Abstract
Background: Although testicular feminization syndrome (TFS) with Sertoli cell tumor (SCT) has been reported previously, few of these papers discussed the cytologic diagnosis of SCT. We present the cytological and histopathological findings in SCT arising from a gonad of a TFS patient.
Case: This case was a 73-year-old patient, who showed female phenotype, primary amenorrhoea, blind pouched vaginal end and lower abdominal mass. Laboratory studies revealed a raised serum testosterone level and 46, XY-karyotype. Laparotomy disclosed a well-defined large tumor originating from the left gonad. The resected tumor was 25×14×15 cm in size with solid and whitish cut surface. Cytologically, columnar to cuboidal tumor cells showed aclear cytoplasm and round to spindled nuclei containing fine chromatin and a single nucleolus. The cluster of tumor cells showed a tubular or trabecular pattern. Histologically, the right gonad showed a well-differentiated Sertoli cell tumorrand the contralateral gonad showed a non-spermatogenous testis.

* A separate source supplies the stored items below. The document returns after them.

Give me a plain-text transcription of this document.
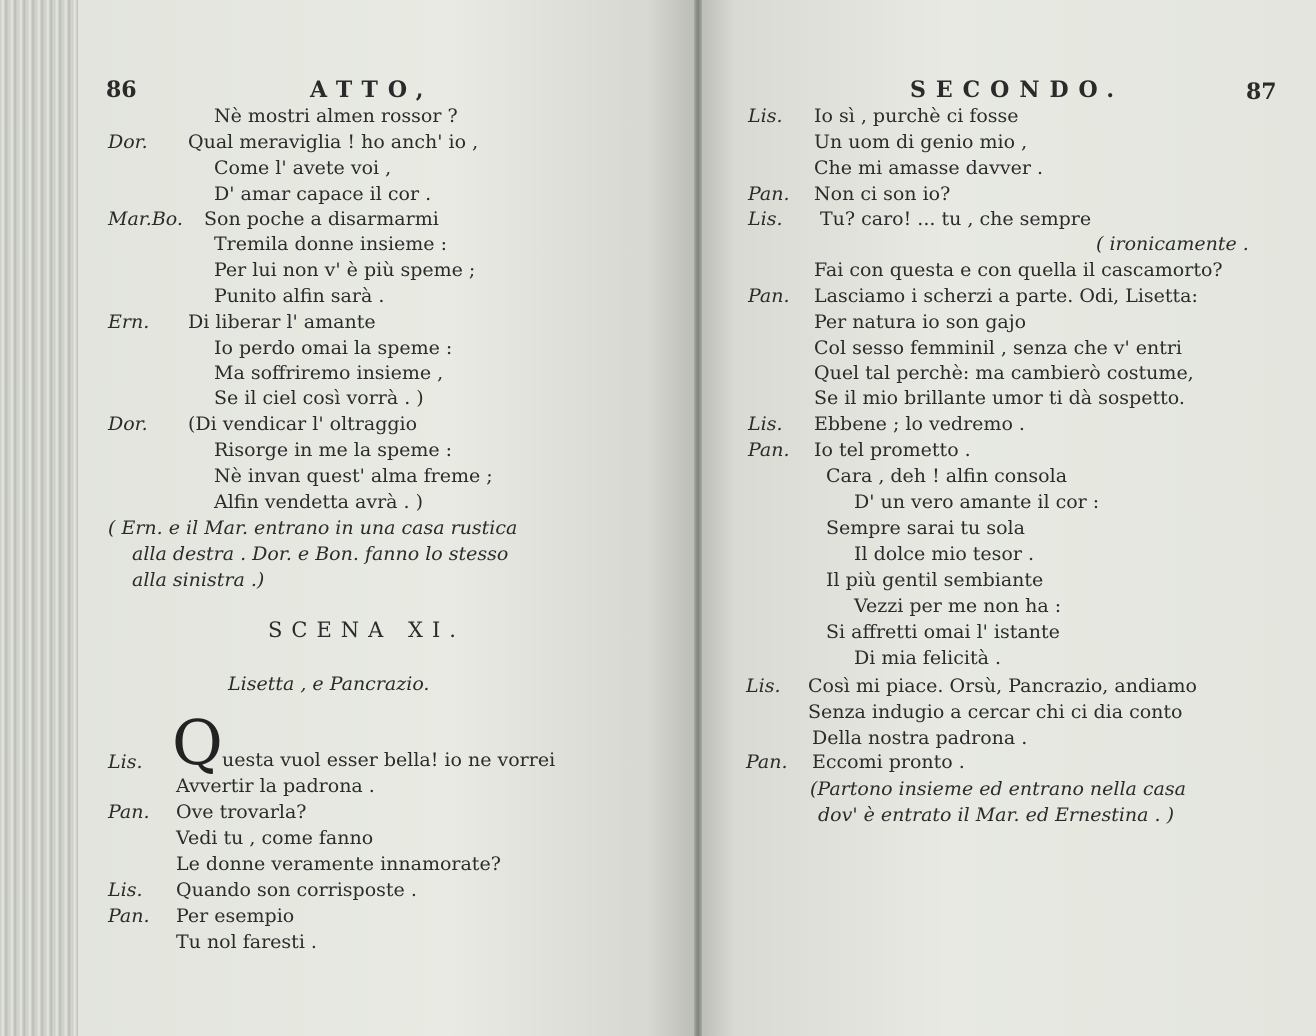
86	ATTO,
Nè mostri almen rossor ?
Dor. Qual meraviglia ! ho anch' io ,
Come l' avete voi ,
D' amar capace il cor .
Mar.Bo. Son poche a disarmarmi
Tremila donne insieme :
Per lui non v' è più speme ;
Punito alfin sarà .
Ern. Di liberar l' amante
Io perdo omai la speme :
Ma soffriremo insieme ,
Se il ciel così vorrà . )
Dor. (Di vendicar l' oltraggio
Risorge in me la speme :
Nè invan quest' alma freme ;
Alfin vendetta avrà . )
( Ern. e il Mar. entrano in una casa rustica
alla destra . Dor. e Bon. fanno lo stesso
alla sinistra .)
SCENA XI.
Lisetta , e Pancrazio.
Q
Lis.	uesta vuol esser bella! io ne vorrei
Avvertir la padrona .
Pan. Ove trovarla?
Vedi tu , come fanno
Le donne veramente innamorate?
Lis. Quando son corrisposte .
Pan. Per esempio
Tu nol faresti .
SECONDO.	87
Lis. Io sì , purchè ci fosse
Un uom di genio mio ,
Che mi amasse davver .
Pan. Non ci son io?
Lis. Tu? caro! ... tu , che sempre
( ironicamente .
Fai con questa e con quella il cascamorto?
Pan. Lasciamo i scherzi a parte. Odi, Lisetta:
Per natura io son gajo
Col sesso femminil , senza che v' entri
Quel tal perchè: ma cambierò costume,
Se il mio brillante umor ti dà sospetto.
Lis. Ebbene ; lo vedremo .
Pan. Io tel prometto .
Cara , deh ! alfin consola
D' un vero amante il cor :
Sempre sarai tu sola
Il dolce mio tesor .
Il più gentil sembiante
Vezzi per me non ha :
Si affretti omai l' istante
Di mia felicità .
Lis. Così mi piace. Orsù, Pancrazio, andiamo
Senza indugio a cercar chi ci dia conto
Della nostra padrona .
Pan. Eccomi pronto .
(Partono insieme ed entrano nella casa
dov' è entrato il Mar. ed Ernestina . )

Immunohistochemically, tumor cells were positive for vimentin and negative for cytokeratin.
Conclusion: In this case the SCT had distictive histopathological features that allow diagnosis from a cytologic specimens. It may be difficult to distinguish poorly differentiated SCT from other primary gonadal tumors or metastatic tumors using only cytological examination.